Les web-views sont par ailleurs remaniées. Il n'est ainsi plus simplement question d'utiliser le moteur de rendu intégré au système, mais de passer par la version de Chrome installée par défaut sur la grande majorité des appareils. À partir de Chrome 51, son APK sera utilisé s'il est présent. Objectif affiché : réduire l'empreinte mémoire et la consommation de données en n'ouvrant qu'un navigateur. Les développeurs peuvent d'ailleurs choisir quelle version du navigateur utiliser, par exemple une mouture en développement ou une bêta si disponible. Pour les applications visant Android 7.0, la géolocalisation via une web-view ne fonctionne plus qu'en HTTPS.
Enfin, les partages de contenu entre applications ne peuvent plus être exprimés avec une adresse permanente file://, mais avec une adresse content:// associée à une permission temporaire d'accéder au contenu. Le plus simple est de gérer ce partage via la classe FileProvider, explique Google.

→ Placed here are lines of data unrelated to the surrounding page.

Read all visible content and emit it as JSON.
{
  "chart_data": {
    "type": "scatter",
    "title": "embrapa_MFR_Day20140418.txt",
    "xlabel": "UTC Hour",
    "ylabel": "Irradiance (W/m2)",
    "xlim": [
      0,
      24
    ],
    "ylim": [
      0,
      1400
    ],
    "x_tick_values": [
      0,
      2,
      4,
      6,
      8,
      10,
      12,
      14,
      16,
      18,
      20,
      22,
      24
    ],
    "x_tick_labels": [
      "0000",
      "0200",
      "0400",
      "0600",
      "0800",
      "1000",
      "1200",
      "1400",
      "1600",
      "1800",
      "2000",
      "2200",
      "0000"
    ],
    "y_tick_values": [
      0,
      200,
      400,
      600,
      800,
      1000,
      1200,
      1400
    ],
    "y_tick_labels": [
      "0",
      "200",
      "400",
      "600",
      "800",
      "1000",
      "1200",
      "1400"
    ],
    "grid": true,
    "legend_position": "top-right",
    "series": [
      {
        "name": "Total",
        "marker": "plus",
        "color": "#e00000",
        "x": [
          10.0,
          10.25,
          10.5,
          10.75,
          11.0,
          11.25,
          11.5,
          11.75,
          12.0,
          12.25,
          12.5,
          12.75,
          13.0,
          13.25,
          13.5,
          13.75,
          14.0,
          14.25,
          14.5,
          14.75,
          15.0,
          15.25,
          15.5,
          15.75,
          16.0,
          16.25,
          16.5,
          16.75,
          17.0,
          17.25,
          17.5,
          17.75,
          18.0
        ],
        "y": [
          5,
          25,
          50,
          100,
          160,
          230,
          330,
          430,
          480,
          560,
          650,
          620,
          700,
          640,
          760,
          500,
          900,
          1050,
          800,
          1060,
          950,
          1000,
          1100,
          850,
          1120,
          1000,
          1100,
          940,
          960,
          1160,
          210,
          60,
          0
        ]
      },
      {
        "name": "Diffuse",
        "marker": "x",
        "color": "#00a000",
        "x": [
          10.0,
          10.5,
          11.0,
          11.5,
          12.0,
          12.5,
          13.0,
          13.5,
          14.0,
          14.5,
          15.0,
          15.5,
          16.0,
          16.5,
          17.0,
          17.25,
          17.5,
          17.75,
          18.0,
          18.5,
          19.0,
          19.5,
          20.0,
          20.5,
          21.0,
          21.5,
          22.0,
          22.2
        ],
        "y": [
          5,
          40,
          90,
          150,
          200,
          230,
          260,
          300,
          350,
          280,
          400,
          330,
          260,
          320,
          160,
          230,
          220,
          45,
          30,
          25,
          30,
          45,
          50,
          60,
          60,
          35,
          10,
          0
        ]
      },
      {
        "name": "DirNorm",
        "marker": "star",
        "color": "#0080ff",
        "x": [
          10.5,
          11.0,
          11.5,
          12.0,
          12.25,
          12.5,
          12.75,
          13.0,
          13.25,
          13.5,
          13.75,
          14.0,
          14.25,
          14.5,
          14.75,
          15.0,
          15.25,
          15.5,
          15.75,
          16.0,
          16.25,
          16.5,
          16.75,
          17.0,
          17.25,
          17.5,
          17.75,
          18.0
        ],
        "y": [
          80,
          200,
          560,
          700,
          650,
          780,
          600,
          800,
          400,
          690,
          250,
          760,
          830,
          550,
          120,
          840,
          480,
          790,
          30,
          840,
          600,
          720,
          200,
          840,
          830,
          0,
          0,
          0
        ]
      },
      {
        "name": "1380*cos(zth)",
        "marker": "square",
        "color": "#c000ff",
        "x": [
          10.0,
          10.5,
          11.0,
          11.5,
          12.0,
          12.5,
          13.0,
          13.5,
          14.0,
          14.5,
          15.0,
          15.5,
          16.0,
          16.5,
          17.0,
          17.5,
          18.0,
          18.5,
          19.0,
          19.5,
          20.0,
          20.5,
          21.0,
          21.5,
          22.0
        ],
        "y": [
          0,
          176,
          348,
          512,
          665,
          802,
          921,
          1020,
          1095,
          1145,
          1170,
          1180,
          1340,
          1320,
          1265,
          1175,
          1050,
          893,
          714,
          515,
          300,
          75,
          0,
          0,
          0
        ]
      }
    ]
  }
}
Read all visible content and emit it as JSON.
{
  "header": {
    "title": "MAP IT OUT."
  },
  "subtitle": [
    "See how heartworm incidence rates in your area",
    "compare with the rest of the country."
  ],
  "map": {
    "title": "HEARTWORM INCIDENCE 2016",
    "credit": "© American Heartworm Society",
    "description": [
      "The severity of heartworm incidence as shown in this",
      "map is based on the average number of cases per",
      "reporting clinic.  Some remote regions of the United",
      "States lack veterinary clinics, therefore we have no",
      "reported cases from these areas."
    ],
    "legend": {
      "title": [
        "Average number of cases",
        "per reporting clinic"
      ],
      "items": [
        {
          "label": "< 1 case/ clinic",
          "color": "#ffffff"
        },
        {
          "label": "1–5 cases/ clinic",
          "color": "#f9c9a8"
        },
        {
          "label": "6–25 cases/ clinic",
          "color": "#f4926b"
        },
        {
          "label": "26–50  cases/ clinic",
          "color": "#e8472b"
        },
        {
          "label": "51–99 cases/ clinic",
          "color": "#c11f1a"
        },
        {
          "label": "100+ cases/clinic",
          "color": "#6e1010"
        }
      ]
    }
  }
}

Une sécurité encore renforcée
Côté sécurité, Google ajoute de nouvelles couches à Verified Boot, qui s'assure de l'intégrité du système au lancement. Comme annoncé, les terminaux livrés avec Nougat refuseront de démarrer ou se lanceront avec des capacités limitées si des erreurs sont détectées dans l'image système ou la partition. Une fonction de correction d'erreurs est aussi intégrée, pour limiter l'impact d'un souci assez habituel pour être résolu automatiquement.
Nougat amène aussi le chiffrement par fichier, plutôt que par volume. Ce fonctionnement permet une gestion bien plus fine des permissions avec quelques avantages concrets. Le principal est Direct Boot, qui permet de démarrer un appareil chiffré sans avoir à entrer de mot de passe ou de schéma. Jusqu'à ce que l'utilisateur l'entre, seule une sélection de fonctions et d'applications sont lancés, comme l'horloge, pour garantir certaines fonctions utiles. Les données de l'utilisateur ne sont déchiffrées que s'il s'identifie.
Le noyau Linux agit aussi différemment. Le groupe a ainsi décidé de largement limiter l'accès des applications à la mémoire et à l'espace utilisateur. De quoi réduire la surface d'attaque pour d'éventuels malwares, promet Google. Enfin, sur certains appareils, les optimisations permettent des mises à jour système transparentes, évitant notamment l'habituelle séance de mises à jour des applications au redémarrage.
Android for Work devient plus flexible
Désormais, Android s'adresse explicitement aux professionnels, et les fonctions d'Android for Work continuent de s'enrichir. Le système, qui permet surtout de créer un profil professionnel sur les terminaux des employés, séparé des applications classiques, est gérable plus facilement
Il est ainsi possible d'obliger l'utilisateur à entrer un mot de passe en tentant d'ouvrir une application professionnelle, par exemple. Un administrateur peut également imposer l'usage d'un VPN particulier pour faire transiter le trafic des applications professionnelles. De même, il pourra directement personnaliser la sécurité du compte professionnel, ou le désactiver temporairement en cas de besoin. Pour ceux avec un œil artistique, la possibilité de personnaliser une partie du système avec les couleurs et les logos maison est aussi ouverte.
Dans l'ensemble, Android 7.0 est très loin d'être une révolution. Le système corrige de nombreux choix de sécurité et de performance, en affinant l'interface et en optimisant un peu plus l'autonomie. Globalement, les applications sont sous un contrôle accru, que ce soit dans leur consommation des ressources ou dans leurs communications avec le système. Ce contrôle est aussi plus explicite pour l'utilisateur, qui voit les options se multiplier.
Reste, finalement, que ces nouveautés n'arriveront sûrement pas avant longtemps chez la plupart des utilisateurs. Malgré les engagements des constructeurs, Android 6.0 ne compte que pour 15,2 % des terminaux actifs, et les annonces autour de la disponibilité de Nougat sont encore loin de rassurer.